High-tech

Si vous aimiez torturer vos Sims, pas de panique, vous êtes comme tout le monde

«Humple Borpnah », ça veut dire bon anniversaire dans la langue des Sims. La série de jeux vidéo de simulation fêtait mardi ses 25 ans. Elle a marqué plusieurs générations de joueurs occasionnels et ses quatre épisodes (et quelques spin-off) se sont vendus à environ 200 millions d’exemplaires. Le principe est aussi simple qu’efficace : créer un personnage et éventuellement sa famille, lui construire une maison, et le guider ensuite dans tous les aspects de sa vidéo. Et ce qui était pensé comme une petite simulation critique de la vie américaine est devenu une franchise tentaculaire, où il est possible de faire tout et n’importe quoi, de s’inventer une carrière d’astronaute à la construction de la maison de ses rêves façon Valérie Damidot.

Si beaucoup de joueurs passent des heures à construire la vie idéale pour leurs personnages, il y a une expérience qui unit tous les amateurs de Sims : le plaisir sadique de faire mourir son Sims. Lâchés la piscine sans échelle pour sortir, enfermés dans des pièces d’un mètre carré, forcés de réparer un grille-pain en sortant de la douche, les Sims ont pris cher. « C’est une sorte de curiosité, confesse Gwladys, joueuse depuis de la première heure. Combien de temps mon Sims va mettre à mourir ? De quoi va-t-il mourir en premier, de faim ou de soif ? »

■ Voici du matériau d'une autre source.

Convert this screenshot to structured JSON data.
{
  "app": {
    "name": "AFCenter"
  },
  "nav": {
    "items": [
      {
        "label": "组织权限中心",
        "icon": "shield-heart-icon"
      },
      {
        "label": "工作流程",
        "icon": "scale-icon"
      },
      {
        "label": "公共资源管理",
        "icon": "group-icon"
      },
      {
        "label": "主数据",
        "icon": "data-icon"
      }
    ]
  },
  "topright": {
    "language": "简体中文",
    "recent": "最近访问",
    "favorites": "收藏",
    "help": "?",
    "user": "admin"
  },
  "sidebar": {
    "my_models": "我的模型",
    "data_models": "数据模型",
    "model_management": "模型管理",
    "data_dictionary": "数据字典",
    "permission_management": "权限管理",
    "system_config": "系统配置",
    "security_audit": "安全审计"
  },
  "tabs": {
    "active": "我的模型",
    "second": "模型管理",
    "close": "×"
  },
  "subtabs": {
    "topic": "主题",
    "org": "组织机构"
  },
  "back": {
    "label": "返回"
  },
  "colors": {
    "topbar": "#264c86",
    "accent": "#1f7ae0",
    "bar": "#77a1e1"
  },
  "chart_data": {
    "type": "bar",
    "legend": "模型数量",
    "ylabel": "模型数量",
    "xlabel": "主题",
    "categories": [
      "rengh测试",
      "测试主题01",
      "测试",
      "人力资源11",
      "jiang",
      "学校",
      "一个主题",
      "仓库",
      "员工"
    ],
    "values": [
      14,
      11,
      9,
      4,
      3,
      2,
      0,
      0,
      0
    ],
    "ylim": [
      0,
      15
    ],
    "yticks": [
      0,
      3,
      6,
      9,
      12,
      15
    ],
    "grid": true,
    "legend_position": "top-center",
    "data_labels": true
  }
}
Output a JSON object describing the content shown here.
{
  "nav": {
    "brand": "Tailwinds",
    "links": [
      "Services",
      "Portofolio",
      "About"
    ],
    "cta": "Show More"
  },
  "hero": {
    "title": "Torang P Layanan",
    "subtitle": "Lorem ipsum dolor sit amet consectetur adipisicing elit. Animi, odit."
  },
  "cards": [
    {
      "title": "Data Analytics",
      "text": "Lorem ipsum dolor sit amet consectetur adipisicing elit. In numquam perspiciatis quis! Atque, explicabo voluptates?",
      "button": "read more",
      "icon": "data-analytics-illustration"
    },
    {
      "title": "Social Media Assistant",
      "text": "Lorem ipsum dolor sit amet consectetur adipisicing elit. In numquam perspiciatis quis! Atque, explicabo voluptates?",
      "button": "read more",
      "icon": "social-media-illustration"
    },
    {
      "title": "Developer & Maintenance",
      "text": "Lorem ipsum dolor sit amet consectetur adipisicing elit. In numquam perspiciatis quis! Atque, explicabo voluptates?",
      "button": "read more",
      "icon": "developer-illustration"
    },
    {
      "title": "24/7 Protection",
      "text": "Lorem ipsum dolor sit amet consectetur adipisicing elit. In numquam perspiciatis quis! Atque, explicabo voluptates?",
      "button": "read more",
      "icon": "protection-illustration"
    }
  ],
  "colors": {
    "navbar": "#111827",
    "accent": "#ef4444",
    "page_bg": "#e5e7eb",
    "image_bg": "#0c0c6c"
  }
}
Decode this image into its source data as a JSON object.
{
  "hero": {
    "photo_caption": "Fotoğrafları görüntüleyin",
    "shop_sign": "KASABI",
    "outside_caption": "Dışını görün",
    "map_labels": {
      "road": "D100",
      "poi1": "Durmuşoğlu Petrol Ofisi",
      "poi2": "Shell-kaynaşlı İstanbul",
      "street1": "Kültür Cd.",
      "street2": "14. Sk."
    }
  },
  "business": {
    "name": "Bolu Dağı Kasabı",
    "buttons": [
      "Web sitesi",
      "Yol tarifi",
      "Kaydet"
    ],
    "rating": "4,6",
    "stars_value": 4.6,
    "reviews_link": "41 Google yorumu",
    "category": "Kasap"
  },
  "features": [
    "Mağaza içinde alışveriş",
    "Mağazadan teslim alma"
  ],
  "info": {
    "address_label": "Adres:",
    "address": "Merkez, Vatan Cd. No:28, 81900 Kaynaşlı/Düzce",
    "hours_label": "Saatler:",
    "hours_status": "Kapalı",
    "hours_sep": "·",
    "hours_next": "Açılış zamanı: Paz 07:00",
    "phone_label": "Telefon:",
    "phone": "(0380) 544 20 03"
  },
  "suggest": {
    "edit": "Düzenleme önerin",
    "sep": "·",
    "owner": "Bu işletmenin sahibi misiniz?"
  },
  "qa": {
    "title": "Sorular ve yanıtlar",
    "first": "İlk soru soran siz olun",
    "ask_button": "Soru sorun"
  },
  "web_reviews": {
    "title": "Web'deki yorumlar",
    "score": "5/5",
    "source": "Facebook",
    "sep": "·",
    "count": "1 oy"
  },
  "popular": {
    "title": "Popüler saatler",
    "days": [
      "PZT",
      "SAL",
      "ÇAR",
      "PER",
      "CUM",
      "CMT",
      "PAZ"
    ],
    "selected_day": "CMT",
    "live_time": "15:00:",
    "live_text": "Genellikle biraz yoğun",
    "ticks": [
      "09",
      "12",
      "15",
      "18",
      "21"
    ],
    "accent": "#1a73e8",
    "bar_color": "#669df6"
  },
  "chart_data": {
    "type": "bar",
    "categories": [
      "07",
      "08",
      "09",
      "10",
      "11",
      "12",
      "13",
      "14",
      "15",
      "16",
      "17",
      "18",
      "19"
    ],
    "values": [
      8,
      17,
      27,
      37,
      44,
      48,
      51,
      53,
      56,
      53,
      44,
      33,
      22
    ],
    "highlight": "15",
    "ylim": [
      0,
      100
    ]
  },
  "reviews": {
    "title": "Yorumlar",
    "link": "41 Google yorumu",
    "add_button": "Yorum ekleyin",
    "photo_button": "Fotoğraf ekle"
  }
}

« Je ne suis pas un serial killer »

Ces actions virtuellement cruelles sont souvent réalisées par curiosité ou pour tester les limites du jeu, que Will Wright, le créateur des Sims, avait pensé comme une « coquille vide » laissée aux mains des joueurs. Le jeu offre aussi un espace sécurisé où les conséquences réelles sont minimes, permettant ainsi d’expérimenter des situations interdites ou moralement répréhensibles dans la vie réelle. « C’est marrant de voir toutes les différentes morts qui existent, d’autant que certaines sont complètement barrées, raconte Eve, qui diffuse aussi sur Twitch sous le pseudo Bubulles. Et c’est un défouloir comme un autre, ce n’est pas pire que de tirer sur des gens dans Call of Duty. »

La communauté a même adopté la mort des Sims dans ses défis. Comment faire quand, comme Gwladys, on a 600 heures de jeu et l’équivalent de 1.000 euros dépensés dans les différentes extensions du jeu ? Pour renouveler le plaisir de jouer, les internautes s’affrontent dans des challenges. Il faut construire la maison sur un thème donné, devenir riche ou… tuer le plus de Sims sur un temps imparti, par exemple. Sur Speedrun.com, le record du monde est capable de donner la mort en à peine quinze secondes (dans un incendie provoqué par une plaque chauffante). Essayer d’accumuler le plus de morts insolites dans une même partie devient aussi un jeu dans le jeu. « Je suis pas un serial killer, je suis en quête de quelque chose de rare », résume Gwladys.

Une communauté de spectateurs attentifs

« Les développeurs ont voulu créer une simulation de vie assez simple, mais ça peut devenir lassant tu fais le tour du jeu », estime Eve. Et le public est au rendez-vous sur ce genre de défis, qui se regardent parfois comme des épisodes de sitcom ou de téléréalité. « Ça donne de l’inspiration pour ses propres parties, poursuit la jeune femme. Et sur Twitch, les gens peuvent aussi communiquer avec le streamer et participer à la partie. »

Au fur et à mesure des épisodes, Maxis et Electronic Arts, les équipes derrières Les Sims, ont embrassé ces pulsions violentes et en jouent, avec l’humour un peu absurde qui caractérise la série. « Les créateurs du jeu ont surfé sur la vague et ont proposé du contenu spécifique, comme la possibilité de séduire la Faucheuse qui vient chercher les Sims morts, rapporte Gwladys. Au lieu de bannir ce genre de pratiques, ils ont plutôt adopté le truc. » Et si les développeurs ont annoncé qu’ils n’avaient toujours pas de plan pour la suite de l’épisode 4, sorti en 2014, les fans ont bien assez d’imagination pour prolonger la torture de quelques années.